I found myself talking to the plants as I observed them. Was I feeling like I was nuts? Yep, but I didn't care because I felt like I met a new friend in the woods. Finally someone to laugh with and talk to during this quiet time in our lives. Sure, I had family to talk to and the exciting weekly Walmart trip to look forward to, but this feeling had me taking more and more walks in the woods.
One particular afternoon I was harvesting violets for violet lemonade I planned to make that afternoon with my son, and I was having a great time picking violets all over the field. I remember being real chatty with my new nature companion while I popped the tops off several violets. I stood up and noticed a patch of clover next to me. I remember saying outloud, "ok guys, this will be fun, I've never done this before...can I pick a four-leaf clover?" Just then I looked down and it was there, right in front of my face! A four-leaf clover! I felt the magic and so special because I've never found this before in my life and all I did was reach down on my first try!

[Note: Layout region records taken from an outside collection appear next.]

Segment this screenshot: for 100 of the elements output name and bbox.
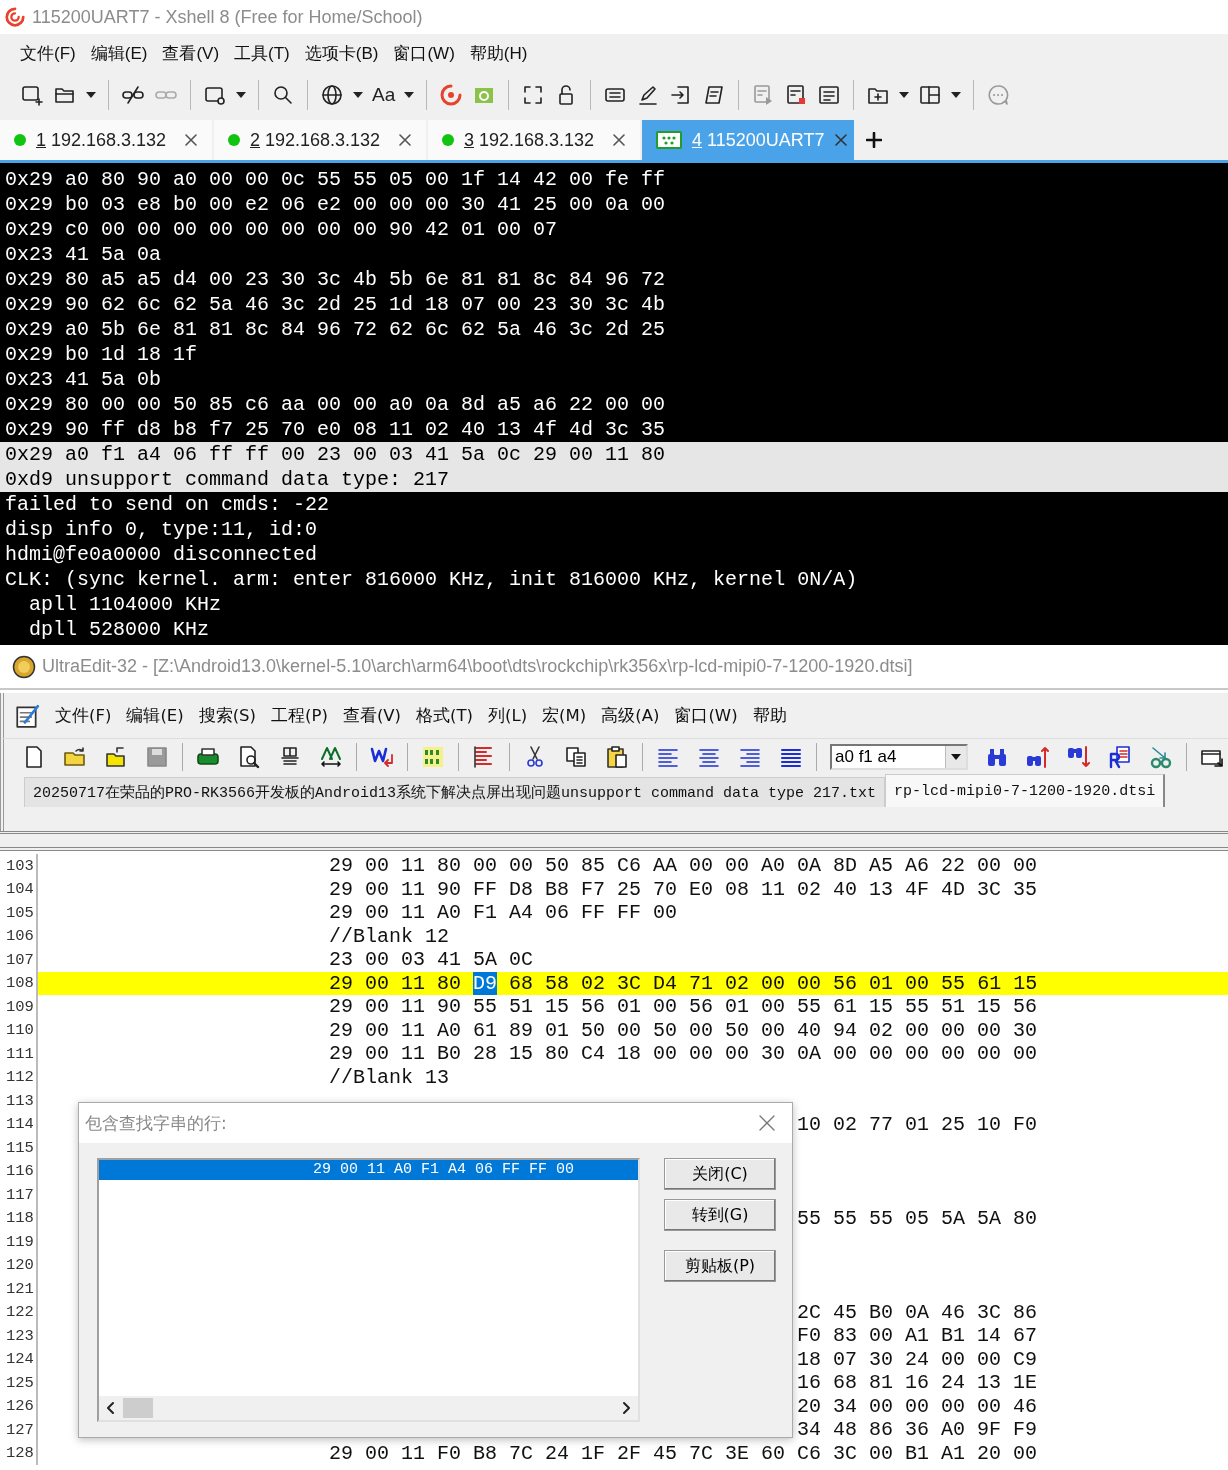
menu-item[interactable]: 高级(A) (601, 704, 660, 727)
code-line: 18 07 30 24 00 00 C9 (797, 1347, 1038, 1371)
terminal-line: dpll 528000 KHz (28, 617, 211, 642)
save-icon[interactable] (145, 744, 169, 769)
line-number: 108 (0, 971, 38, 995)
caret-icon[interactable] (404, 92, 415, 98)
terminal-line: 0x29 b0 1d 18 1f (4, 342, 199, 367)
find-previous-icon[interactable] (1026, 744, 1050, 769)
menu-item[interactable]: 查看(V) (162, 41, 220, 65)
replace-icon[interactable] (1108, 744, 1132, 769)
menu-item[interactable]: 列(L) (488, 704, 528, 727)
code-line: 29 00 11 A0 F1 A4 06 FF FF 00 (329, 901, 678, 925)
find-next-icon[interactable] (1067, 744, 1091, 769)
code-line: F0 83 00 A1 B1 14 67 (797, 1324, 1038, 1348)
tab[interactable]: 3 192.168.3.132 (428, 120, 640, 160)
close-icon[interactable] (184, 133, 198, 147)
dialog-button[interactable]: 转到(G) (664, 1199, 776, 1231)
terminal-line: disp info 0, type:11, id:0 (4, 517, 319, 542)
terminal-line: 0x23 41 5a 0a (4, 242, 163, 267)
file-tab[interactable]: rp-lcd-mipi0-7-1200-1920.dtsi (885, 774, 1166, 807)
code-line: 16 68 81 16 24 13 1E (797, 1371, 1038, 1395)
new-tab-icon[interactable] (866, 132, 882, 148)
file-tab[interactable]: 20250717在荣品的PRO-RK3566开发板的Android13系统下解决点屏出现问题unsupport command data type 217.txt (24, 777, 886, 807)
menu-item[interactable]: 文件(F) (55, 704, 112, 727)
terminal-line: 0x29 b0 03 e8 b0 00 e2 06 e2 00 00 00 30 41 25 00 0a 00 (4, 192, 667, 217)
tab[interactable]: 1 192.168.3.132 (0, 120, 212, 160)
dialog-title: 包含查找字串的行: (85, 1111, 227, 1135)
code-line: 29 00 11 F0 B8 7C 24 1F 2F 45 7C 3E 60 C6 3C 00 B1 A1 20 00 (329, 1441, 1038, 1465)
splitter[interactable] (0, 831, 1228, 851)
terminal-line: failed to send on cmds: -22 (4, 492, 331, 517)
binary-icon[interactable] (421, 744, 445, 769)
caret-icon[interactable] (236, 92, 246, 98)
font-size-icon[interactable] (319, 744, 343, 769)
close-icon[interactable] (398, 133, 412, 147)
menu-item[interactable]: 窗口(W) (674, 704, 738, 727)
code-line: 29 00 11 A0 61 89 01 50 00 50 00 50 00 40 94 02 00 00 00 30 (329, 1018, 1038, 1042)
code-line: 29 00 11 80 D9 68 58 02 3C D4 71 02 00 00 56 01 00 55 61 15 (329, 971, 1038, 995)
paste-icon[interactable] (605, 744, 629, 769)
code-line: //Blank 12 (329, 924, 450, 948)
menu-item[interactable]: 工具(T) (234, 41, 290, 65)
menu-item[interactable]: 窗口(W) (393, 41, 455, 65)
app-logo-icon (4, 6, 26, 28)
search-combo[interactable]: a0 f1 a4 (830, 743, 968, 770)
caret-icon[interactable] (951, 92, 962, 98)
caret-icon[interactable] (899, 92, 910, 98)
menu-item[interactable]: 文件(F) (20, 41, 76, 65)
scroll-left-icon[interactable] (105, 1401, 115, 1415)
terminal-line: 0x29 c0 00 00 00 00 00 00 00 00 90 42 01 00 07 (4, 217, 559, 242)
code-line: 29 00 11 90 FF D8 B8 F7 25 70 E0 08 11 02 40 13 4F 4D 3C 35 (329, 877, 1038, 901)
code-line: 20 34 00 00 00 00 46 (797, 1394, 1038, 1418)
swirl-icon[interactable] (439, 83, 464, 107)
tab[interactable]: 2 192.168.3.132 (214, 120, 426, 160)
close-icon[interactable] (834, 133, 849, 147)
layout-icon[interactable] (918, 83, 943, 107)
menu-item[interactable]: 编辑(E) (126, 704, 184, 727)
menu-item[interactable]: 宏(M) (542, 704, 587, 727)
terminal-line: 0x29 80 a5 a5 d4 00 23 30 3c 4b 5b 6e 81 81 8c 84 96 72 (4, 267, 667, 292)
code-line: 29 00 11 80 00 00 50 85 C6 AA 00 00 A0 0A 8D A5 A6 22 00 00 (329, 854, 1038, 878)
scroll-right-icon[interactable] (622, 1401, 632, 1415)
menu-item[interactable]: 搜索(S) (198, 704, 257, 727)
terminal-line: 0x23 41 5a 0b (4, 367, 163, 392)
scrollbar-thumb[interactable] (123, 1398, 153, 1418)
menu-item[interactable]: 帮助(H) (469, 41, 528, 65)
terminal-line: apll 1104000 KHz (28, 592, 223, 617)
window-title: UltraEdit-32 - [Z:\Android13.0\kernel-5.10\arch\arm64\boot\dts\rockchip\rk356x\rp-lcd-mipi0-7-1200-1920.dtsi] (42, 656, 913, 677)
code-line: 55 55 55 05 5A 5A 80 (797, 1206, 1038, 1230)
menu-item[interactable]: 选项卡(B) (304, 41, 379, 65)
document-icon[interactable] (817, 83, 842, 107)
terminal-line: hdmi@fe0a0000 disconnected (4, 542, 319, 567)
open-folder-icon[interactable] (63, 744, 87, 769)
code-line: 34 48 86 36 A0 9F F9 (797, 1418, 1038, 1442)
caret-icon[interactable] (86, 92, 96, 98)
caret-icon[interactable] (951, 753, 961, 760)
goto-icon[interactable] (1149, 744, 1173, 769)
new-session-icon[interactable] (20, 83, 44, 107)
terminal-line: 0x29 90 62 6c 62 5a 46 3c 2d 25 1d 18 07 00 23 30 3c 4b (4, 292, 667, 317)
terminal-line: 0x29 a0 80 90 a0 00 00 0c 55 55 05 00 1f 14 42 00 fe ff (4, 167, 667, 192)
notepad-icon[interactable] (14, 702, 40, 729)
search-icon[interactable] (271, 83, 295, 107)
window-title: 115200UART7 - Xshell 8 (Free for Home/School) (32, 6, 423, 28)
copy-icon[interactable] (564, 744, 588, 769)
print-preview-icon[interactable] (237, 744, 261, 769)
terminal-line: 0x29 80 00 00 50 85 c6 aa 00 00 a0 0a 8d a5 a6 22 00 00 (4, 392, 667, 417)
menu-item[interactable]: 编辑(E) (90, 41, 148, 65)
font-button[interactable]: Aa (372, 84, 396, 106)
close-icon[interactable] (758, 1114, 776, 1132)
menu-item[interactable]: 格式(T) (416, 704, 473, 727)
globe-icon[interactable] (320, 83, 344, 107)
unlink-icon[interactable] (121, 83, 145, 107)
dialog-button[interactable]: 剪贴板(P) (664, 1250, 776, 1282)
code-line: 23 00 03 41 5A 0C (329, 948, 534, 972)
dialog-button[interactable]: 关闭(C) (664, 1158, 776, 1190)
caret-icon[interactable] (353, 92, 363, 98)
menu-item[interactable]: 工程(P) (271, 704, 328, 727)
folder-icon[interactable] (104, 744, 128, 769)
close-icon[interactable] (612, 133, 626, 147)
code-line: 29 00 11 B0 28 15 80 C4 18 00 00 00 30 0A 00 00 00 00 00 00 (329, 1042, 1038, 1066)
menu-item[interactable]: 帮助 (752, 704, 787, 727)
result-item[interactable]: 29 00 11 A0 F1 A4 06 FF FF 00 (99, 1160, 638, 1180)
menu-item[interactable]: 查看(V) (342, 704, 402, 727)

Since 2020 I have come to realize that it isn't the special modalities, text books, science, food, art, that we study to help us understand who we are, it's our connection to ourself. Nature is a great way to help find balance and grow a deeper connection to our higher self, the universe, god, our spirit guides, angels...whatever you believe and call it. Ask, pray, meditate and you will receive answers if you are open. I enjoy helping others that want to find this balance and connection. We are all on a journey to live and heal through life's great times and challenges. I will always keep learning and teaching, and know I'm never truly alone.